Charles Fort - Shadows across the moon
Type of Spiritual Experience
and similar accounts from other sources
1. 7 March 1458, Kyoto, Japan: Five stars circle the moon
Five "stars" appeared to circle the moon, changed colors three times and vanished suddenly.
Source: The Taiheiki: A Chronicle of Medieval Japan, trans. Helen Craig McCullough (North Clarendon, VT: Tuttle Publishing, 2004).
2. 24th April 1547, Halberstadt, Saxony, Germany: Black sphere
A black ball-shaped object was seen, apparently "emerging from the middle of the moon" and flying fast towards the North. Source: Simon Goulart, Tresors d'Histoires Admirables et Memorables de notre Temps (1600); Jobus Fincelius, Wunderzeiche, Warhafftige Beschreybung undgrundlich verzeichnuss schrocklicher Wunderzeichen und Geschichten. (Jhena: Rodinger, 1556); Lycosthenes, op. cit., 595.
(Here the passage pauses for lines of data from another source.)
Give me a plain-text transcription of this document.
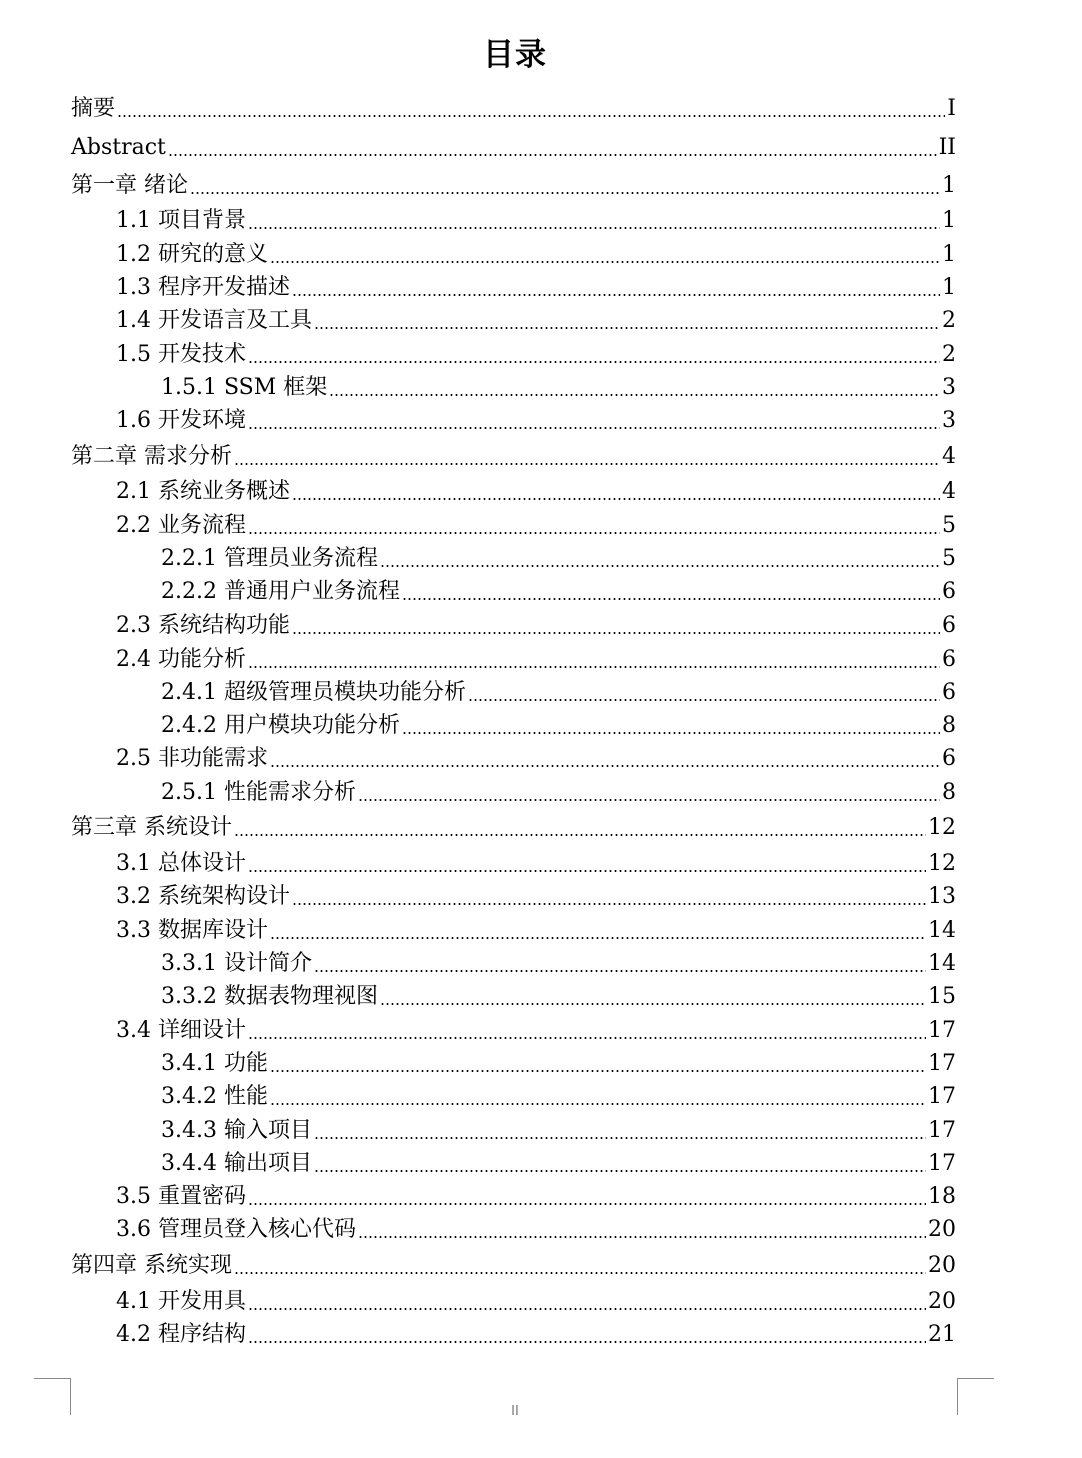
目录
摘要	I
Abstract	II
第一章 绪论	1
1.1 项目背景	1
1.2 研究的意义	1
1.3 程序开发描述	1
1.4 开发语言及工具	2
1.5 开发技术	2
1.5.1 SSM 框架	3
1.6 开发环境	3
第二章 需求分析	4
2.1 系统业务概述	4
2.2 业务流程	5
2.2.1 管理员业务流程	5
2.2.2 普通用户业务流程	6
2.3 系统结构功能	6
2.4 功能分析	6
2.4.1 超级管理员模块功能分析	6
2.4.2 用户模块功能分析	8
2.5 非功能需求	6
2.5.1 性能需求分析	8
第三章 系统设计	12
3.1 总体设计	12
3.2 系统架构设计	13
3.3 数据库设计	14
3.3.1 设计简介	14
3.3.2 数据表物理视图	15
3.4 详细设计	17
3.4.1 功能	17
3.4.2 性能	17
3.4.3 输入项目	17
3.4.4 输出项目	17
3.5 重置密码	18
3.6 管理员登入核心代码	20
第四章 系统实现	20
4.1 开发用具	20
4.2 程序结构	21
II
A description of the experience
The Book of the Damned - Charles Fort
Science, July 31, 1896:
That, according to a newspaper account, Mr. W.R. Brooks, director of the Smith Observatory, had seen a dark round object pass rather slowly across the moon, in a horizontal direction. In Mr. Brooks' opinion it was a dark meteor. …….. there is a note from the Dutch astronomer, Muller, in the Scientific American, 75-251, that, upon April 4, 1892, he had seen a similar phenomenon.
In Science Gossip, n.s., 3-135,
are more details of the Brooks object--apparent diameter about one-thirtieth of the moon's--moon's disk crossed in three or four seconds. The writer, in Science Gossip, says that, on June 27, 1896, at one o'clock in the morning, he was looking at the moon with a 2-inch achromatic, power 44, when a long black object sailed past, from west to east, the transit occupying 3 or 4 seconds.
Communication from Dr. F.B. Harris (Popular Astronomy, 20-398):
That, upon the evening of Jan. 27, 1912, Dr. Harris saw, upon the moon, "an intensely black object." He estimated it to be 250 miles long and 50 miles wide. "The object resembled a crow poised, as near as anything." Clouds then cut off observation.
Dr. Harris writes: "I cannot but think that a very interesting and curious phenomenon happened."
Miscellaneous Moon objects
luminous object, size of full moon, visible an hour and a half, Chili, Nov. 5, 1883 (Comptes Rendus, 103-682);
thing with a tail, crossing moon, transit half a minute, Sept. 26, 1870 (London Times, Sept. 30, 1870);
object four or five times size of moon, moving slowly across sky, Nov. 1, 1885, near Adrianople (L'Astronomie, 1886-309);
In Popular Astronomy, 3-159, Prof. Swift writes that, at Mattoon, Ill., during the eclipse of the sun, of Aug. 7, 1869, he had seen, crossing the moon, objects that he thought were seeds. If they were seeds, also there happened to be seeds in the sky of Ottumwa, Iowa: here, crossing the visible part of the sun, twenty minutes before totality of the eclipse, Prof. Himes and Prof. Zentmayer saw objects that marched, or that moved, in straight, parallel lines (Les Mondes, 21-241).
In the Jour. Frank. Inst., 3-58-214, it is said that some of these objects moved in one direction across the moon, and that others moved in another direction across another part of the moon, each division moving in parallel lines. If these things were seeds, also there happened to be seeds in the sky, at Shelleyville, Kentucky. Here were seen, by Prof. Winlock, Alvan Clark, Jr., and George W. Dean, things that moved across the moon, during the eclipse, in parallel, straight lines (Pop. Astro., 2-332).
Observatory, 3-137—that, at St. Paul's Junction, Iowa, four persons had seen, without telescopes, a shining object close to the sun and moon, apparently; that, with a telescope, another person had seen another large object, crescentically illumined, farther from the sun and moon in eclipse. See Nature, 18-663, and Astro. Reg.,. 7-227.
April 24, 1874 - the Astronomical Register, 23-205, Prof. Schafarik, of Prague, writes that upon April 24, 1874, he saw "an object of so peculiar a nature that I do not know what to make of it." He saw a dazzling white object slowly traversing the disc of the moon. He had not seen it approaching the moon. He watched it after it left the moon.
Sept. 27, 1881—South Africa—an object that was seen near the moon, by Col. Markwick—like a comet but moving rapidly (Jour. Liverpool Astro. Soc., 7-117).